The Symbolism of the Seder Plate
וְאָכְלוּ אֶת־הַבָּשָׂר בַּלַּיְלָה הַזֶּה צְלִי־אֵשׁ וּמַצּוֹת עַל־מְרֹרִים יֹאכְלֻהוּ׃ They shall eat the flesh that same night; they shall eat it roasted over the fire, with unleavened bread and with bitter herbs.
וְאָכְלוּ אֶת־הַבָּשָׂר בַּלַּיְלָה הַזֶּה צְלִי־אֵשׁ וּמַצּוֹת עַל־מְרֹרִים יֹאכְלֻהוּ׃
They shall eat the flesh that same night; they shall eat it roasted over the fire, with unleavened bread and with bitter herbs.
The Passover Seder is a generational affirmation, a transmission of the story of God’s miraculous redemption of the Jewish people from Egypt. In this context, the Seder plate, as the centerpiece of the Seder table, is a visual aid, containing symbolic foods that are eaten or displayed at the Passover Seder.
There are six items arranged on the plate with special significance to the retelling of the story of the Exodus. A seventh symbolic item used during the meal—the three matzot—is not considered part of the Seder plate.

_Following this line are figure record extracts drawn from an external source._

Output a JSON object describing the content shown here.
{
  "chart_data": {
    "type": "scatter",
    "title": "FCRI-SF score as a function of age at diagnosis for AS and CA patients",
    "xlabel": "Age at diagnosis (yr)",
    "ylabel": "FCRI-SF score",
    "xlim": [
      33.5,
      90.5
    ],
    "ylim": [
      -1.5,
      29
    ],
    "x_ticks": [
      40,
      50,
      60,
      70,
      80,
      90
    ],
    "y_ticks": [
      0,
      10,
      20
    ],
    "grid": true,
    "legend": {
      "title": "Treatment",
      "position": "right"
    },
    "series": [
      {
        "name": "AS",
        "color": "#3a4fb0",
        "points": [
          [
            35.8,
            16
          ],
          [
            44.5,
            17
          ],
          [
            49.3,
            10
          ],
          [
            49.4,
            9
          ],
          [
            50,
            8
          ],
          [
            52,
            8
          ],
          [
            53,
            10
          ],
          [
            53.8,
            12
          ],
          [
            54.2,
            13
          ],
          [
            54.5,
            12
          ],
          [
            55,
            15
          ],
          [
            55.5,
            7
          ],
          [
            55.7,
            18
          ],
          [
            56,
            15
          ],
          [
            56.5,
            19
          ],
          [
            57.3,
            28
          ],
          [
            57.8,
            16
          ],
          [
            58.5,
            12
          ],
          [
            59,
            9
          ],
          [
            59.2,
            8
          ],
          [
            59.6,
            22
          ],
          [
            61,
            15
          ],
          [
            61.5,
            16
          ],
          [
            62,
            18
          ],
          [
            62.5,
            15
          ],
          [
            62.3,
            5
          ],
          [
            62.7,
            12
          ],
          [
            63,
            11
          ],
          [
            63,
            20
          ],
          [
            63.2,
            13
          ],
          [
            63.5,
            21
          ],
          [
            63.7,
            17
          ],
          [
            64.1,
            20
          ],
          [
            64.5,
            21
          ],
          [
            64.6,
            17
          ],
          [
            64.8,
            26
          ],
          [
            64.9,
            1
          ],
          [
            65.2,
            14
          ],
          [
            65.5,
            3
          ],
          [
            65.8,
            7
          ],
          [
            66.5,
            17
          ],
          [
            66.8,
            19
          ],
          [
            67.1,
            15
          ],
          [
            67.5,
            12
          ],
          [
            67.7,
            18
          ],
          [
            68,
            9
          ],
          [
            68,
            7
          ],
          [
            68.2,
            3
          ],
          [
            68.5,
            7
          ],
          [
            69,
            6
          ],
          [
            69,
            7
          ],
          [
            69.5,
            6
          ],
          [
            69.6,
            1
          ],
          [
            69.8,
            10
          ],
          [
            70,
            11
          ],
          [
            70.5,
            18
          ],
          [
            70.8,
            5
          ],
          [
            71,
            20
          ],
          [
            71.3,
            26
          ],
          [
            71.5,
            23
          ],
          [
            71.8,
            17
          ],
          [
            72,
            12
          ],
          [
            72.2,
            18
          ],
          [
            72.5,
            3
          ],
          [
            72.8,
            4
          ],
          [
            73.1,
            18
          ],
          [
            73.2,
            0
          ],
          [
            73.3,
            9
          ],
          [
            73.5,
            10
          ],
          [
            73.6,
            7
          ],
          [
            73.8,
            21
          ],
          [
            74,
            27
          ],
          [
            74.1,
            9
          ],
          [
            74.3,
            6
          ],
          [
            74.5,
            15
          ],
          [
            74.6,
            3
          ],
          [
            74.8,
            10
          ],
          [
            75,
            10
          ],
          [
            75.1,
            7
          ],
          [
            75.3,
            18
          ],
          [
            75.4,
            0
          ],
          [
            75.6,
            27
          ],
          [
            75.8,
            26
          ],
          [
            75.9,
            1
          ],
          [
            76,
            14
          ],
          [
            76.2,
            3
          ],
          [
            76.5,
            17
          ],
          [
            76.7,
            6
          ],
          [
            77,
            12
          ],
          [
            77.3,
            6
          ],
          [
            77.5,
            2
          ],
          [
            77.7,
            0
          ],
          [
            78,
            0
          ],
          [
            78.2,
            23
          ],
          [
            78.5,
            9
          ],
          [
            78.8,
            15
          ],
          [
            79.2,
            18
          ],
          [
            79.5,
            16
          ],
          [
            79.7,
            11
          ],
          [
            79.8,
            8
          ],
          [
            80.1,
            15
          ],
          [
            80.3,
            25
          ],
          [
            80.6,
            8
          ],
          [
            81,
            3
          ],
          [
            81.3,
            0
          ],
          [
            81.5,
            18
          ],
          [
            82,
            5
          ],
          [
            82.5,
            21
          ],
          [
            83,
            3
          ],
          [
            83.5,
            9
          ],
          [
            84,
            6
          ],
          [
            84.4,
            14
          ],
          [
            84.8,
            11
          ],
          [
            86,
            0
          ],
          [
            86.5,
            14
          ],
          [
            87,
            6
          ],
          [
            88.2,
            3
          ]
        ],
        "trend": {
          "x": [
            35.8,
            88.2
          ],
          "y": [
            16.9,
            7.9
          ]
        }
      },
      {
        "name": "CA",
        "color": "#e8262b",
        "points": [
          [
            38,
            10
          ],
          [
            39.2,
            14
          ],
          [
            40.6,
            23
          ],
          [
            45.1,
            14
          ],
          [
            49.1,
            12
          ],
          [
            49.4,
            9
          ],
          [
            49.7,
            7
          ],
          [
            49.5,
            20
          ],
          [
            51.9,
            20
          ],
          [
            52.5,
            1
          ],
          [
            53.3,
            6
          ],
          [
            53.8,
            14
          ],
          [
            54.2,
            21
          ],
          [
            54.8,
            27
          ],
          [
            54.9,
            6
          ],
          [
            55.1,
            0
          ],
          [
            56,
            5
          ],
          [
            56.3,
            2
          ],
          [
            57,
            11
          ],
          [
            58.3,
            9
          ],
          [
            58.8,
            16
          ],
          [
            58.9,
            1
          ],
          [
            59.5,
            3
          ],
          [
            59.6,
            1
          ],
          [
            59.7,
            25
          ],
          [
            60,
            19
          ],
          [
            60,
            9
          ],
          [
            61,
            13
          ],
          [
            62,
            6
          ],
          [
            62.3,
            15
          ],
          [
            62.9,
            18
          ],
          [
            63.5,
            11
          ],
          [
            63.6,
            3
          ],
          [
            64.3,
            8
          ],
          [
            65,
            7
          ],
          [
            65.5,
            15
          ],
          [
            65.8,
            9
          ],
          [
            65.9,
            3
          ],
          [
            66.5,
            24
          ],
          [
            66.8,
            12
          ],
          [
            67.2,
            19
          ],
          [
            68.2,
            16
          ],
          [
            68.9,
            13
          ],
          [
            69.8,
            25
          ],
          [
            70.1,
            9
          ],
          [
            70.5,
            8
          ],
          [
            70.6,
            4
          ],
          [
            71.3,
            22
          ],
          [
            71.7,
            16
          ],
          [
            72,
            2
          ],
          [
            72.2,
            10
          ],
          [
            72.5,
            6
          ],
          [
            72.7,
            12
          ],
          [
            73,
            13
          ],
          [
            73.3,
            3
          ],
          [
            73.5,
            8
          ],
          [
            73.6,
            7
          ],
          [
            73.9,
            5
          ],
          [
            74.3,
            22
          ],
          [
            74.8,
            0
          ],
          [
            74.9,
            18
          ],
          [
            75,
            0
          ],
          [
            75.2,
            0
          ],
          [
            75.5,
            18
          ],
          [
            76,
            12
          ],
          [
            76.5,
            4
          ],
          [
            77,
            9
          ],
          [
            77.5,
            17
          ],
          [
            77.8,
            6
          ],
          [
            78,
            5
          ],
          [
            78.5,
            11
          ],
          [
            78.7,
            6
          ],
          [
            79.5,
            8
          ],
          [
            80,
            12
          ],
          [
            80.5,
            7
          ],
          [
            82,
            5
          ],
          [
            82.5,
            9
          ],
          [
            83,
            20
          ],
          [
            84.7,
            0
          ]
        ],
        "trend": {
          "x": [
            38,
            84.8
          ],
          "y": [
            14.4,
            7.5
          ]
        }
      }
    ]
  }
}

Maror and Chazeret – Maror (bitter herbs) and chazeret (horseradish) symbolizing the bitterness and harshness of the slavery that the Jews endured in Egypt. In Ashkenazi tradition, this would be fresh romaine lettuce or endives and/or horseradish. Romaine is preferred over horseradish, and many have the custom to use both kinds together.
Charoset – A sweet, brown mixture representing the mortar and brick used by the Hebrew slaves to build the storehouses of Egypt. In Ashkenazi tradition, charoset is made from chopped nuts, grated apples, cinnamon, and sweet red wine.
Karpas – A vegetable other than bitter herbs representing hope and renewal, which is dipped into salt water at the beginning of the Seder. This is usually parsley or another green vegetable.
Zeroah – Also transliterated Z’roa, this is typically a roasted lamb shank bone. Many communities have the custom to use a roasted chicken neck. It is special, as it is the only element of meat on the Seder Plate, symbolizing the Korban Pesach (Passover sacrifice). It symbolizes the sacrifice of the lamb whose blood was painted on the doorways of the enslaved Israelites houses so that God would pass over their houses during the tenth plague. The zeroah is not eaten at the Seder.
Beitzah – A roasted egg, symbolizing the Korban Chagigah (festival sacrifice) that was offered at the Temple, is also included on the Seder plate. Although both the Passover sacrifice and the chagigah were meat offerings, the chagigah is commemorated by an egg, a symbol of mourning as eggs are the first thing served to mourners after a funeral. This evokes the idea of mourning over the destruction of the Temple and the inability to offer the biblically mandated sacrifices for the Passover holiday. The round egg also represents the circle of life: birth, reproduction, and death.
Salt water– A bowl of salt water, which is used for the first “dipping” of the Seder, is not traditionally part of the Seder plate but is placed on the table beside it. However, it sometimes is used as one of the six items, in which case the chazeret is omitted. The salt water represents tears and sweat, and is a symbolic reminder of the pain felt by the Hebrew slaves in Egypt.
Three Matzot –Three whole matzot are stacked and separated from each other by cloth or napkins. The middle matzah will be broken and half of it put aside for the afikoman. The top and another half of the middle matzot will be used for the blessing over bread, and the bottom matzah will be used for the korech (Hillel sandwich). The three matzot are symbolic of the three groups of Jews: Priests, Levites and Israelites. They also commemorate the three measures of fine flour that Abraham told Sarah to bake into matzah when they were visited by the three angels (Genesis 18:6).
German and Persian Jews traditionally include vinegar on the Seder plate. For those who have that tradition, the karpas is dipped in vinegar rather than in salt water during the Seder.